Is this bad? Do I look fat?
I am getting married in Cuba in a month and I am self conscious about my body. I had a baby almost a year ago and my belly is covered in stretch marks. 😬 😬
I took off my picture because most of you are just straight out rude. I do have issues! I have anorexia, I have anxiety about my body. I am going to Cuba and in an effort to raise my confidence I posted a bikini picture here. All I get is people assuming shit that is not true. If I want likes and upvotes I will post my boobs on IG! Guess what?! The reason why I stopped using this app is because of most of you people who put others down!

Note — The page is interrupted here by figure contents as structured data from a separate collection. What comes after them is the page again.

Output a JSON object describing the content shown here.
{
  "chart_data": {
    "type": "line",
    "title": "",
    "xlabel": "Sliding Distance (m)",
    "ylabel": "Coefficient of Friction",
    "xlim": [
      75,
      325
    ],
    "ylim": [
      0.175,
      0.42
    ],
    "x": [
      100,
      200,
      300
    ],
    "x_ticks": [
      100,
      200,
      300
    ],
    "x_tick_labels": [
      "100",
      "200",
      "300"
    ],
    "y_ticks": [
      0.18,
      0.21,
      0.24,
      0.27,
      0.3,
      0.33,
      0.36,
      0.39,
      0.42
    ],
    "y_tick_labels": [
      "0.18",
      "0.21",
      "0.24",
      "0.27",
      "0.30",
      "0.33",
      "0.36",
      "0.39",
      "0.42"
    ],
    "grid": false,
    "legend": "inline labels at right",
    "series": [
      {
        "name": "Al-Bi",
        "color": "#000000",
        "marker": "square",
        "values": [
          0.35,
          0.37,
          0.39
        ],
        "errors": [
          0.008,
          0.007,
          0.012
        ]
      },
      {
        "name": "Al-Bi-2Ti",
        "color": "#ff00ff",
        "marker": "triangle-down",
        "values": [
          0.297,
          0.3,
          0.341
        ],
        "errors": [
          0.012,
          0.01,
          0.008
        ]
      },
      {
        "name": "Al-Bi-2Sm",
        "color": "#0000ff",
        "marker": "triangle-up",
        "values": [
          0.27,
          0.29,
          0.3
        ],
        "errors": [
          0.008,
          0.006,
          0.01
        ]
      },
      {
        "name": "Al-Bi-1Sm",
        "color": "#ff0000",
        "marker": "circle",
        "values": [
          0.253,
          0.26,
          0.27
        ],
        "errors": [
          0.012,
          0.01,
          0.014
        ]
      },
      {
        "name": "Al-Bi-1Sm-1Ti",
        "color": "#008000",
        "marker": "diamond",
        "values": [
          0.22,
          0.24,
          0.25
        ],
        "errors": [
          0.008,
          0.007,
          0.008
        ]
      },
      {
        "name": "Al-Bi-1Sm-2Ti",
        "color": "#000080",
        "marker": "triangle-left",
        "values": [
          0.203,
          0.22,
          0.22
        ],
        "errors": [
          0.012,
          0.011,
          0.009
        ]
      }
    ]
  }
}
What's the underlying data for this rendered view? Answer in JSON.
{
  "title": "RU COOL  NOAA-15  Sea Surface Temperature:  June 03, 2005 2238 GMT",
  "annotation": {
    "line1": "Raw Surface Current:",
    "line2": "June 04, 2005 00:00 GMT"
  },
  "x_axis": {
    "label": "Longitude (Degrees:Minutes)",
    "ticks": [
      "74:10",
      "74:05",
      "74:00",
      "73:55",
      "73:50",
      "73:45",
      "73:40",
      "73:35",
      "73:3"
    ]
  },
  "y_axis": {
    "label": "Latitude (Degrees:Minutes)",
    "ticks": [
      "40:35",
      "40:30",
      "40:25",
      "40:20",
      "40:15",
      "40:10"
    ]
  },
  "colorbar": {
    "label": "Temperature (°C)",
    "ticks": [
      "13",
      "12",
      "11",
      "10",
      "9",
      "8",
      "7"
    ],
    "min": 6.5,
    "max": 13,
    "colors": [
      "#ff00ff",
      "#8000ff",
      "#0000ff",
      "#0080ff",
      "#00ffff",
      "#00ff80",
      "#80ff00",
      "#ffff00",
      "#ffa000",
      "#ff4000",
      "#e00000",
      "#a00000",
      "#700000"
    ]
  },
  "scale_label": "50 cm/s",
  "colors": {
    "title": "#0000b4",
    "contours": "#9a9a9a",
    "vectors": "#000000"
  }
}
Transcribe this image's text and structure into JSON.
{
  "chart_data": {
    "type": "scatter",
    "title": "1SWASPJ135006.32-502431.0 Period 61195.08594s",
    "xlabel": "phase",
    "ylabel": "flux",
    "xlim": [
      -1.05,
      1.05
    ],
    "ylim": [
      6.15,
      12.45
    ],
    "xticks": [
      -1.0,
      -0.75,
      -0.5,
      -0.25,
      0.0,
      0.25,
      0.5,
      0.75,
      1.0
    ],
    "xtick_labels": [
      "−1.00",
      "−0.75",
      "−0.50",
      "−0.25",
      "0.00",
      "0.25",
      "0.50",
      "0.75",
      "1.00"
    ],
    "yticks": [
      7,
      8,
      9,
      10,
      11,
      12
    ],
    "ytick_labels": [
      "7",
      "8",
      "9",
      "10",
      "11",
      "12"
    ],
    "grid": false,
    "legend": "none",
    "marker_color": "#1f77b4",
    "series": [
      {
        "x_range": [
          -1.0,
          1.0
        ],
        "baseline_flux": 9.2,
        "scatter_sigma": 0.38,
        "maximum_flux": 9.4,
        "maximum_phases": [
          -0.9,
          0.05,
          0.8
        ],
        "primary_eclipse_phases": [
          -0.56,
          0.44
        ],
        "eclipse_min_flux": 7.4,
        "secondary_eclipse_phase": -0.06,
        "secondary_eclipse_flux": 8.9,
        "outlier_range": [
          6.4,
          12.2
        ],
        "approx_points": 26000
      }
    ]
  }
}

I have been fat before and I do feel fat now. Even tho others say I am not I do not see it that way. I pick every part of my body apart. Is there anything I need to be proud of? If so, I certainly do not see it. If I would, I would be posting these pictures 24/7 on other social media where people actually like your posts. I am not an attention whore but thx!
UPDATE:
Thank you for those who have given me positive messages and reached out to me. I appreciate your support more than you think! I am sorry I haven’t responded to everyone’s comment, I wanted to take some time and get away from this site. I came to this site to honestly and genuinely ask about people’s opinions and a lot of the messages I received were uncalled for.
Someone posted a gif in the comments. It said something along the lines of “I will deep throat for likes”. Whoever posted that gif, I want you to know that you are disgraceful and absolutely disgusting for using such a language! There are people on this site who are in need of help! People can make it or break it and sometimes it only takes 1 person to help or destroy someone’s mental well being. I can’t comprehend how my photo and question were “only for likes” but the others are not on this site?!
I am all for supporting other women!! I hope everyone who reads this will look in the mirror today and everyday from now on and say “damn baby, I am hot”.
I hope no one will receive such harsh and hateful comments as I did for something that could have been avoided. My wedding is in 3 weeks and I am STILL dealing with a serious eating disorder. I want to get better, but I am absolutely terrified of losing control over my body. I have a terrible fear of “being fat”, if that makes sense. When I look in the mirror I don’t see anything positive looking back. It’s in my head, but it consumes my life.